The Assembly approved legislation yesterday (A.8615/Farrell) that would exempt sole-proprietors earning up to $100,000 annually from the Unincorporated Business Tax credit. Currently, the credit covers independent business owners earning up to $60,000. The measure is anticipated to save city taxpayers $25 million annually.
"We are hopeful that these bills will help small business owners throughout the five boroughs by providing them substantial tax exemptions which help them maintain their bottom line," said Silver (D-Manhattan). "By increasing incentives for biotechnology firms, we will increase New York City's attractiveness for cutting-edge research and development. It was essential to act before the close of this legislative session in order to help the city balance its budget and retain jobs in these difficult times."
"New York City must always find ways to stimulate economic growth and that begins by providing incentives to small business owners," said Farrell (D-Manhattan). "Today's legislative package will provide relief to sole proprietors and freelancers who are so essential to the city's economy while helping us retain the large firms that employ so many New Yorkers."
In an effort to stimulate the growth of biomedical research in New York City the Assembly is expected to pass a bill Wednesday (A.8131/Weprin) approving the authorization of the Biotechnology Tax Credit. Modeled after the State Qualified Emerging Technologies Credit, it would provide incentives to small-scale research and development firms. Under the legislation, which seeks to make New York City a premier location for the biomedical industry, qualifying companies would receive tax credits for expenses related to technology purchases and employee training.
The Assembly also passed legislation yesterday (A.8867/Farrell) adopting tax reforms and closing loopholes aimed at retaining large firms by bringing the city's tax code into closer conformity with that of New York State. Under the bill, the city would adopt a single sales factor apportionment whereby a business's tax liability would be determined by gross revenue receipts only. Currently, businesses in New York City are taxed on a combination of receipts, payroll and property holdings. The new structure would be phased in over a ten-year period.
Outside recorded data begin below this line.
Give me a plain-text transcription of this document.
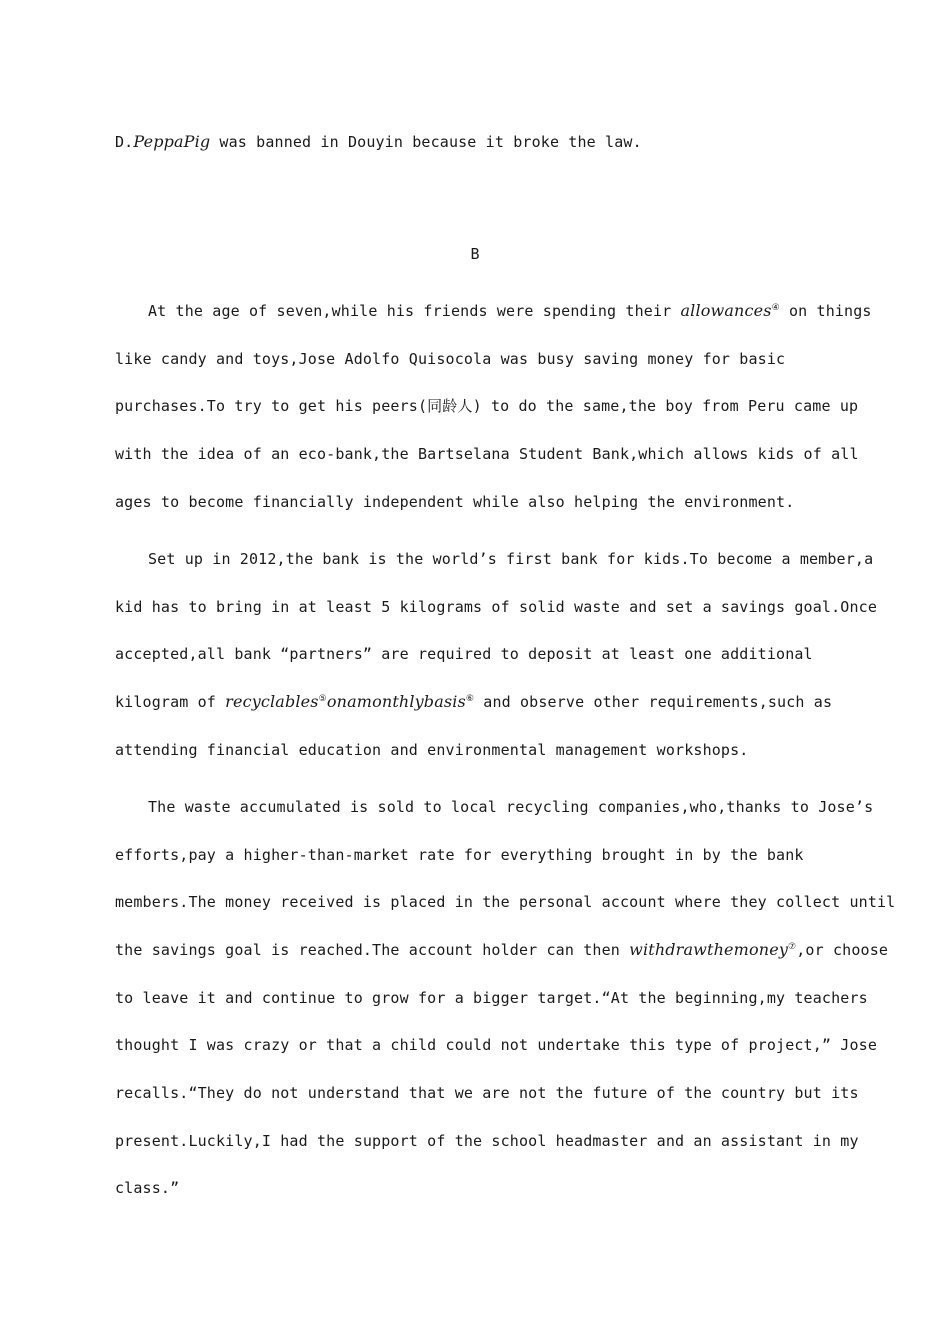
D.PeppaPig was banned in Douyin because it broke the law.
B
At the age of seven,while his friends were spending their allowances④ on things
like candy and toys,Jose Adolfo Quisocola was busy saving money for basic
purchases.To try to get his peers(同龄人) to do the same,the boy from Peru came up
with the idea of an eco-bank,the Bartselana Student Bank,which allows kids of all
ages to become financially independent while also helping the environment.
Set up in 2012,the bank is the world’s first bank for kids.To become a member,a
kid has to bring in at least 5 kilograms of solid waste and set a savings goal.Once
accepted,all bank “partners” are required to deposit at least one additional
kilogram of recyclables⑤onamonthlybasis⑥ and observe other requirements,such as
attending financial education and environmental management workshops.
The waste accumulated is sold to local recycling companies,who,thanks to Jose’s
efforts,pay a higher-than-market rate for everything brought in by the bank
members.The money received is placed in the personal account where they collect until
the savings goal is reached.The account holder can then withdrawthemoney⑦,or choose
to leave it and continue to grow for a bigger target.“At the beginning,my teachers
thought I was crazy or that a child could not undertake this type of project,” Jose
recalls.“They do not understand that we are not the future of the country but its
present.Luckily,I had the support of the school headmaster and an assistant in my
class.”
In order to help New York City maintain a balanced five-year fiscal plan, the Assembly yesterday approved an agreement between the City Council and Mayor Michael Bloomberg for a modest sales tax rate increase. Under the legislation (A.8866/Farrell) the city would be authorized to increase the sales tax rate by 0.5 percentage points, bringing the combined sales tax to 8.875 percent. The bill also approves an agreement to authorize a sales tax on clothing and shoe purchases exceeding $110 and would eliminate the local sales tax exemption on electrical and natural gas transmission and distribution services purchased by energy service companies. Under the legislation, New York City projected to raise $700 million in additional revenues in the upcoming year.
The Assembly yesterday approved legislation (A.8868/Silver) that would permit businesses participating in the Industrial and Commercial Abatement Program to receive the same energy benefits available to companies enrolled in the Energy Cost Savings Program and Lower Manhattan Energy Program.